If the state grant is awarded in full, Fairfield County would have $642,520 to put toward the demolition of 40 abandoned and blighted properties.

In each case, the property owners have signed off on the demolitions, which county officials hope will facilitate economy development once the problem properties are razed or cleared of debris, brush and weeds.

"We definitely think this is something that can help the county," said Kathryn Clausen, housing planner for the Lancaster-Fairfield Community Action Agency.

"The purpose is to eliminate the blighted structures in the county and be able to redevelop them so we don't have to expand into farmland in the county for development."

Violet Township has identified 10 properties to be addressed by the Moving Ohio Forward grant.

Township director of operations Bill Yaple said those represent just a portion of the approximately 866 -- 6.3 percent of the township's total housing stock -- that is vacant, abandoned or blighted properties as identified by the township.

"We haven't had time to do a full inventory," he said.

"We've been a lot more aggressive this year than we have been in identifying them, getting them mowed and things like that."

Still, Clausen said if the county receives the full grant award from the state attorney general, approximately 32 percent of those funds would be allocated to Violet Township.

"Thirty-two percent of the funds would go to Violet Township, 35 percent would go to Lancaster and the rest would go to Walnut Township and other townships in the county," Clausen said.

"If Fairfield County gets any of the funding to take care of blighted properties in the county, it would be a positive thing."

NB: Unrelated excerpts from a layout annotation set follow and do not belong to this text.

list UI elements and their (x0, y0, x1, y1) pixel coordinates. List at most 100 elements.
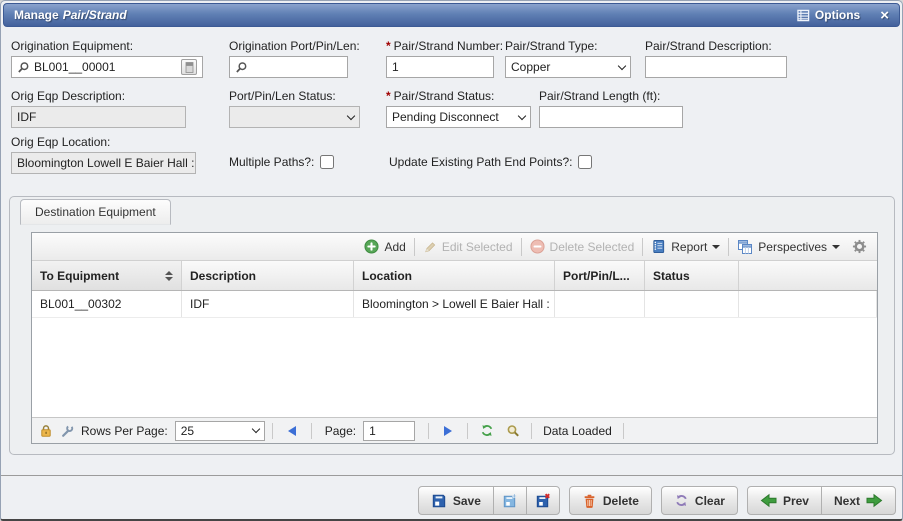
orig-eqp-description-label: Orig Eqp Description: (11, 89, 125, 103)
lock-icon[interactable] (39, 424, 53, 438)
multiple-paths-label: Multiple Paths?: (229, 155, 314, 169)
options-button[interactable]: Options (797, 8, 860, 22)
save-button-group: Save (418, 486, 560, 515)
nav-button-group: Prev Next (747, 486, 896, 515)
toolbar-separator (642, 238, 643, 256)
chevron-down-icon (832, 245, 840, 249)
cell-status (645, 291, 739, 317)
footer-separator (467, 423, 468, 439)
required-marker: * (386, 39, 391, 53)
orig-eqp-description-value: IDF (17, 110, 36, 124)
page-input[interactable]: 1 (363, 421, 415, 441)
equipment-picker-button[interactable] (181, 59, 197, 75)
add-icon (364, 239, 379, 254)
search-icon (17, 61, 30, 74)
report-button[interactable]: Report (651, 239, 720, 254)
multiple-paths-checkbox[interactable] (320, 155, 334, 169)
delete-button[interactable]: Delete (569, 486, 652, 515)
title-prefix: Manage (14, 8, 59, 22)
delete-selected-button[interactable]: Delete Selected (530, 239, 635, 254)
cell-location: Bloomington > Lowell E Baier Hall : ... (354, 291, 555, 317)
cell-description: IDF (182, 291, 354, 317)
save-icon (431, 493, 447, 509)
column-header-location[interactable]: Location (354, 261, 555, 290)
cell-to-equipment: BL001__00302 (32, 291, 182, 317)
multiple-paths-row: Multiple Paths?: (229, 155, 334, 169)
column-header-port-pin-len[interactable]: Port/Pin/L... (555, 261, 645, 290)
pair-strand-status-label: *Pair/Strand Status: (386, 89, 494, 103)
next-page-icon[interactable] (444, 426, 452, 436)
page-value: 1 (369, 424, 376, 438)
column-header-to-equipment[interactable]: To Equipment (32, 261, 182, 290)
grid-footer: Rows Per Page: 25 Page: 1 Data Loaded (32, 417, 877, 443)
actions-divider (1, 475, 902, 476)
footer-separator (272, 423, 273, 439)
search-icon[interactable] (506, 424, 520, 438)
save-close-button[interactable] (526, 486, 560, 515)
port-pin-len-status-label: Port/Pin/Len Status: (229, 89, 336, 103)
refresh-icon[interactable] (479, 423, 495, 438)
add-button[interactable]: Add (364, 239, 405, 254)
sort-icon[interactable] (165, 271, 173, 281)
gear-icon[interactable] (852, 239, 867, 254)
pair-strand-status-select[interactable]: Pending Disconnect (386, 106, 531, 128)
column-header-status[interactable]: Status (645, 261, 739, 290)
manage-pair-strand-dialog: ManagePair/Strand Options × Origination … (0, 0, 903, 521)
port-pin-len-status-select[interactable] (229, 106, 360, 128)
chevron-down-icon (347, 111, 355, 119)
pair-strand-length-label: Pair/Strand Length (ft): (539, 89, 660, 103)
title-emphasis: Pair/Strand (63, 8, 127, 22)
grid-toolbar: Add Edit Selected Delete Selected (32, 233, 877, 261)
toolbar-separator (521, 238, 522, 256)
save-add-icon (502, 493, 518, 509)
pair-strand-number-field[interactable]: 1 (386, 56, 494, 78)
chevron-down-icon (712, 245, 720, 249)
destination-grid: Add Edit Selected Delete Selected (31, 232, 878, 444)
origination-equipment-field[interactable]: BL001__00001 (11, 56, 203, 78)
arrow-right-icon (866, 493, 883, 508)
chevron-down-icon (618, 61, 626, 69)
origination-port-field[interactable] (229, 56, 348, 78)
save-button[interactable]: Save (418, 486, 494, 515)
tab-destination-equipment[interactable]: Destination Equipment (20, 199, 171, 225)
options-list-icon (797, 9, 810, 22)
rows-per-page-value: 25 (181, 424, 194, 438)
footer-separator (428, 423, 429, 439)
close-icon[interactable]: × (880, 8, 889, 23)
column-header-description[interactable]: Description (182, 261, 354, 290)
edit-selected-button[interactable]: Edit Selected (423, 240, 513, 254)
remove-icon (530, 239, 545, 254)
chevron-down-icon (251, 425, 259, 433)
chevron-down-icon (518, 111, 526, 119)
pair-strand-type-value: Copper (511, 60, 550, 74)
footer-separator (623, 423, 624, 439)
wrench-icon[interactable] (60, 424, 74, 438)
save-add-button[interactable] (493, 486, 527, 515)
next-button[interactable]: Next (821, 486, 896, 515)
clear-button[interactable]: Clear (661, 486, 738, 515)
dialog-title: Manage Pair/Strand (14, 8, 127, 22)
prev-page-icon[interactable] (288, 426, 296, 436)
orig-eqp-location-label: Orig Eqp Location: (11, 135, 110, 149)
prev-button[interactable]: Prev (747, 486, 822, 515)
cell-empty (739, 291, 877, 317)
orig-eqp-description-field: IDF (11, 106, 186, 128)
table-row[interactable]: BL001__00302 IDF Bloomington > Lowell E … (32, 291, 877, 318)
perspectives-icon (737, 239, 753, 255)
options-label: Options (815, 8, 860, 22)
update-existing-checkbox[interactable] (578, 155, 592, 169)
pair-strand-length-field[interactable] (539, 106, 683, 128)
footer-separator (311, 423, 312, 439)
perspectives-button[interactable]: Perspectives (737, 239, 840, 255)
rows-per-page-select[interactable]: 25 (175, 421, 265, 441)
pair-strand-type-select[interactable]: Copper (505, 56, 631, 78)
update-existing-row: Update Existing Path End Points?: (389, 155, 592, 169)
cell-port-pin-len (555, 291, 645, 317)
pair-strand-description-label: Pair/Strand Description: (645, 39, 772, 53)
pair-strand-description-field[interactable] (645, 56, 787, 78)
report-icon (651, 239, 666, 254)
toolbar-separator (728, 238, 729, 256)
clear-icon (674, 493, 689, 508)
footer-separator (531, 423, 532, 439)
orig-eqp-location-value: Bloomington Lowell E Baier Hall : Bl (17, 156, 196, 170)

Under the Moving Ohio Forward program, a home is considered "abandoned" when mortgage or tax foreclosure proceedings have been initiated for the property, no mortgage or tax payments have been made by the property owner for at least 90 days and the property has been vacant for at least 90 days.

A parcel can be deemed "blighted" for various reasons, including being dilapidated, unsanitary, unsafe or vermin infested and because of its condition has been designated by an agency responsible for enforcement of housing, building or fire codes as unfit for human habitation.

It also could be designated as blighted if the property poses a direct threat to public health or safety, or has tax or special assessment delinquencies exceeding the fair value of the land that remain unpaid 35 days after notice to pay has been mailed.

"We can't use these funds for redevelopment, but we can use them to demolish and clear the property," Clausen said.

Clausen said 54.7 percent of Fairfield County's housing stock was built before 1979, which was before prohibitions against the use of lead-based paints.

Therefore, the county is working to identify homes and other blighted properties that don't have issues related to lead paint and asbestos, which cannot be redeveloped if those materials have made their way into the ground.

"We hope we can do as much good as possible, and help bring some good development prospects to the county," she said.

After the grants are awarded, it's expected the demolitions would occur between October of this year and November 2013.

Yaple said Violet Township is involved in the project, in part, because the township isn't required to provide matching dollars.

He also said the township is receiving cooperation from banks that have taken ownership of homes and buildings which have gone into foreclosure, and public health and safety can be improved through the program.

"It's basically free money from the state," Yaple said.

"Some of these properties, they let the grass grow and people begin to do other things on those properties," he said. "It downgrades the neighborhoods.

"They break out windows, vagrants use them, things like that," Yaple said.

"The banks are interested in not losing value, so they're on board with it."